For the first time in two centuries, pirates commandeered a United States-flagged seagoing vessel this week; after the boarding, the unarmed American crew overcame the attackers. After the pirates reneged with respect to an agreed swap of captives, the pirates took the ship's captain as a hostage and are holding him aboard a limping boat. A U.S. Navy destroyer is shadowing that boat.
The New York Times has reported that Somali clan elders, the pirates' overseers, have dispatched reinforcement -- larger vessels, more pirates, weapons -- to help the small boat carrying a few pirates and the captured captain.
I understand American forces' wariness with respect to the captain-carrying vessel. But I see no reason the other pirate ships should be permitted to venture more than two miles from the Somali shore before being blasted into bits.

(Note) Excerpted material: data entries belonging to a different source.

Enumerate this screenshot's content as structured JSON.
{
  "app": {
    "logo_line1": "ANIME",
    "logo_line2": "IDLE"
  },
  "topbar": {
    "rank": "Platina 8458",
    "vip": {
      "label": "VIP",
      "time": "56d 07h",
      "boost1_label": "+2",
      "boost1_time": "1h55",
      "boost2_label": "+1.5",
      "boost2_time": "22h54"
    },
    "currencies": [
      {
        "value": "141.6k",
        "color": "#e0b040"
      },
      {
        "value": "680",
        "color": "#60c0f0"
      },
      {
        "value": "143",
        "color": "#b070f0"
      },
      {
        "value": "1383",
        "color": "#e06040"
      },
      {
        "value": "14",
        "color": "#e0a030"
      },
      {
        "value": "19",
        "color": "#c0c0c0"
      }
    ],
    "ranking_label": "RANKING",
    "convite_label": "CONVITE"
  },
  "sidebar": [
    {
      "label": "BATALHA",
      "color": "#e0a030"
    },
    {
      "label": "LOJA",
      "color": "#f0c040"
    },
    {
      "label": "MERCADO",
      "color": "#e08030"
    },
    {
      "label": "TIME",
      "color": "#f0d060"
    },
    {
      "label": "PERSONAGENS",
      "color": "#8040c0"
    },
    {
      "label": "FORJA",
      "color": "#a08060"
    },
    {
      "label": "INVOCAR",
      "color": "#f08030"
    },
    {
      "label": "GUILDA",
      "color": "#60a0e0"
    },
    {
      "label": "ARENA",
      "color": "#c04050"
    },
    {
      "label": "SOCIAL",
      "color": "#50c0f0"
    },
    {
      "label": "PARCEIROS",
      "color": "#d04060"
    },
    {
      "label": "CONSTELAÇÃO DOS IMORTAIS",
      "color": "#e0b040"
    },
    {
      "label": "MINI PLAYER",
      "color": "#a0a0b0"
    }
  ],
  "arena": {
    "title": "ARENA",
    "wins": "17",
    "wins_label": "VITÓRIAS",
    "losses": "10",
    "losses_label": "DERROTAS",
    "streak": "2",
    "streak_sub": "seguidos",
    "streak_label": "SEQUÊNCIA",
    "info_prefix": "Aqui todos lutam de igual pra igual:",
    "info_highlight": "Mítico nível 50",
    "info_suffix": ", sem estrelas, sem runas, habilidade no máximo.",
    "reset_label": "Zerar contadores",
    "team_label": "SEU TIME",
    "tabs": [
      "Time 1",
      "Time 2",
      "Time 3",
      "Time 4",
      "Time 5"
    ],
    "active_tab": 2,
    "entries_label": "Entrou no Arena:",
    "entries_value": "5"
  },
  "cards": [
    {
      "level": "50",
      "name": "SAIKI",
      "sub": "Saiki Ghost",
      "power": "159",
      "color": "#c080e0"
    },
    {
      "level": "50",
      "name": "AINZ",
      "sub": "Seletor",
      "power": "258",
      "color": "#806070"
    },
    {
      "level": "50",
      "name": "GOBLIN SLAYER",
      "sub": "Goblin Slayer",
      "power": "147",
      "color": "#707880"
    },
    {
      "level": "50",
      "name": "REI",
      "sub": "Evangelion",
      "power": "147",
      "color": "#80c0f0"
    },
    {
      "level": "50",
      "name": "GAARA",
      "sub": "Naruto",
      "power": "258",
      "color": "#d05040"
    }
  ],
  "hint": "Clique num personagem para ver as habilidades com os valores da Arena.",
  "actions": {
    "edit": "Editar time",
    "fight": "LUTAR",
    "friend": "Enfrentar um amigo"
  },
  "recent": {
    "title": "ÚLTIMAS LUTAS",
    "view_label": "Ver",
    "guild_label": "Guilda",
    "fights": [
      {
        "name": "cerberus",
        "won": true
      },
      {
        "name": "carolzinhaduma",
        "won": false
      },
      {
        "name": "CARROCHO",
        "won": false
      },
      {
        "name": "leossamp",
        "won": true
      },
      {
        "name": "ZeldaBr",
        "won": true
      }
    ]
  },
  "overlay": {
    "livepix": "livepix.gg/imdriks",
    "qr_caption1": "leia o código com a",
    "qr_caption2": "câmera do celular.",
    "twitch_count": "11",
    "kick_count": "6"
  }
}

We wouldn't need Captain Teague (left) to accomplish this mission, although his familiarity with the pirates' code could be handy; I'd wager that any American 10-year-old proficient at PlayStation, if handed the controls of a properly armed drone, could get the job done before snacktime.
While we're at it, we should vaporize a few other pirate vessels, simply for the sport of it. If the pirates learn than so much as squinting at a United States-flagged vessel constitutes an irrevocable ticket for a joust with the entire U.S. Navy, the American shipping industry might be rebuilt quicker than you can shoot a pirate between the eyes and say "The Code Is The Law."